Fußball – kein Schadensersatz nach Foulspiel

Fußball – kein Schadensersatz nach Foulspiel


OLG Koblenz vom 10.09.2015, 3 U 382/15

Das OLG Koblenz hat entschieden, dass der Regelverstoß eines Fußballspielers, der zu einer Verletzung des Gegners führt, keine Schadensersatzpflicht auslöst, wenn die durch den Spielzweck gebotene Härte im Kampf um den Ball die Grenze zur Unfairness nicht überschreitet.

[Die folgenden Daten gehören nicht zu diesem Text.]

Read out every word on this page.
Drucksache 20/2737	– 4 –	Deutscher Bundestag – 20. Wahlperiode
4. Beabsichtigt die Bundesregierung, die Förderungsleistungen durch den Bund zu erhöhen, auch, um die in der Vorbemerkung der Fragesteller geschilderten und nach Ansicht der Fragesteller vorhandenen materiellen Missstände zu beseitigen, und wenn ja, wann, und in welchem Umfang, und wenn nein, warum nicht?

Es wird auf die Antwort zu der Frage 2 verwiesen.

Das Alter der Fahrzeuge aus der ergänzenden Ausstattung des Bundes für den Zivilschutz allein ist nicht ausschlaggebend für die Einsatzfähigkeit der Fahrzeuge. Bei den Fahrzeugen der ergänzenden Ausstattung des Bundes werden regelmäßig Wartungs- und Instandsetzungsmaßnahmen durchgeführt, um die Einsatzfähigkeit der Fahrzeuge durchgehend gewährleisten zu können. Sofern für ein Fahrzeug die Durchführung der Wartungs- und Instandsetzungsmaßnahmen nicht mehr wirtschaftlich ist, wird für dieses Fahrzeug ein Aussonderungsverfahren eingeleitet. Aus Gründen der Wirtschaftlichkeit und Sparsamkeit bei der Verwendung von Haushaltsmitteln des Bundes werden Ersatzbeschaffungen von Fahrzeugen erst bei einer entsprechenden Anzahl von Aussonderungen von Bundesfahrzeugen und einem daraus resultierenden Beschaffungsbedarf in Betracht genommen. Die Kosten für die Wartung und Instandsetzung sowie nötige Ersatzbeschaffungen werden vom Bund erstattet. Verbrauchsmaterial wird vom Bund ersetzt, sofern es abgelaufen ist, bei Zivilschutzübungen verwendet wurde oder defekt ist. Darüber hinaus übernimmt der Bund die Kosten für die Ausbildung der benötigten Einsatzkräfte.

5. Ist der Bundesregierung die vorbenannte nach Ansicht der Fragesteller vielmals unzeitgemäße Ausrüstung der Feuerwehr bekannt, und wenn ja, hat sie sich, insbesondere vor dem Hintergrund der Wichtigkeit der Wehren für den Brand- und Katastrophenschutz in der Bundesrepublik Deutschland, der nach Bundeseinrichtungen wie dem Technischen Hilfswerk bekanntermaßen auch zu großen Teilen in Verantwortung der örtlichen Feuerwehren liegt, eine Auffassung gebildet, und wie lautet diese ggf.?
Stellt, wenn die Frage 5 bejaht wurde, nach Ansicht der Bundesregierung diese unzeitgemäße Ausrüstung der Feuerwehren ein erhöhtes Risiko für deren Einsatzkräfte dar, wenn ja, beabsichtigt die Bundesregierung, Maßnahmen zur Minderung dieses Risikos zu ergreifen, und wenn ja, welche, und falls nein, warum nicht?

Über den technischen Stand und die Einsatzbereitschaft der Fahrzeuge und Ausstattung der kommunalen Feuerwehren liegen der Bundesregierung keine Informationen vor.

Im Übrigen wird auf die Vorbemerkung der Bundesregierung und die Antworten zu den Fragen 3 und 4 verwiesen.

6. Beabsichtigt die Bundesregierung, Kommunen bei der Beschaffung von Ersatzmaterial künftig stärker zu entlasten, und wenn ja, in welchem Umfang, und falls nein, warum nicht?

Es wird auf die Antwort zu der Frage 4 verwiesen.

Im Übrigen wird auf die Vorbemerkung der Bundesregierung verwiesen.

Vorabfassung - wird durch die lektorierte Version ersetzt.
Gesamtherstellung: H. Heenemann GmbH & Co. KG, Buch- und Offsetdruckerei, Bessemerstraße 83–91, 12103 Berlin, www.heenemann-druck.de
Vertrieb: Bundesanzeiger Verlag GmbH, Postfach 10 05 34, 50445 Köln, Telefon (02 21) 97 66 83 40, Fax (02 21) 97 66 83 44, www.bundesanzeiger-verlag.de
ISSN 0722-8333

Der Kläger und der Beklagte hatten an einem Freundschaftsspiel der Alten Herren als Spieler der Gastmannschaft bzw. des Heimvereins teilgenommen. Gegen Ende der ersten Halbzeit schoss der Kläger auf das gegnerische Tor. Den von dem Torwart zunächst abgewehrten Ball versuchte er sodann in das Tor zu köpfen und bewegte dazu seinen Kopf in Richtung Ball. Zeitgleich wollte der Beklagte, der sich in Richtung Tor gesehen rechts vom Kläger befand, den Ball aus der Gefahrenzone befördern. Dazu trat er mit dem rechten Fuß nach dem Ball. Hierbei traf er den Kläger in der rechten Gesichtshälfte; dieser erlitt unter anderem Frakturen an Nase, Jochbein und Augenhöhle sowie eine dauerhaft verbleibende Einschränkung des Gesichtsfeldes. Die Einzelheiten des Vorfalls sind zwischen den Parteien umstritten. Sie werfen sich wechselseitig begangene Verstöße gegen die Fußball-Regeln des DFB vor. Der Kläger legte dem Beklagten ein grob regelwidriges und rücksichtsloses Foul zur Last, weil er mit gestrecktem „hohen“ Bein gespielt und „voll durchgezogen“ habe; der Beklagte hielt dem Kläger einen „zu tiefen Kopf“ vor, was sich als unsportliches Verhalten darstelle.
Das LG Trier hatte die Klage abgewiesen. Es ging zwar davon aus, dass der Beklagte gegen die Regel 12 des DFB verstoßen hatte, weil er seinen Fuß „nach oben gezogen“ und den Kläger dadurch im Gesicht verletzt hatte. Allerdings sei nach der Vernehmung von Zeugen nicht festzustellen gewesen, dass eine rücksichtslose oder brutale Spielweise des Beklagten zu den Verletzungen beim Kläger geführt hatte.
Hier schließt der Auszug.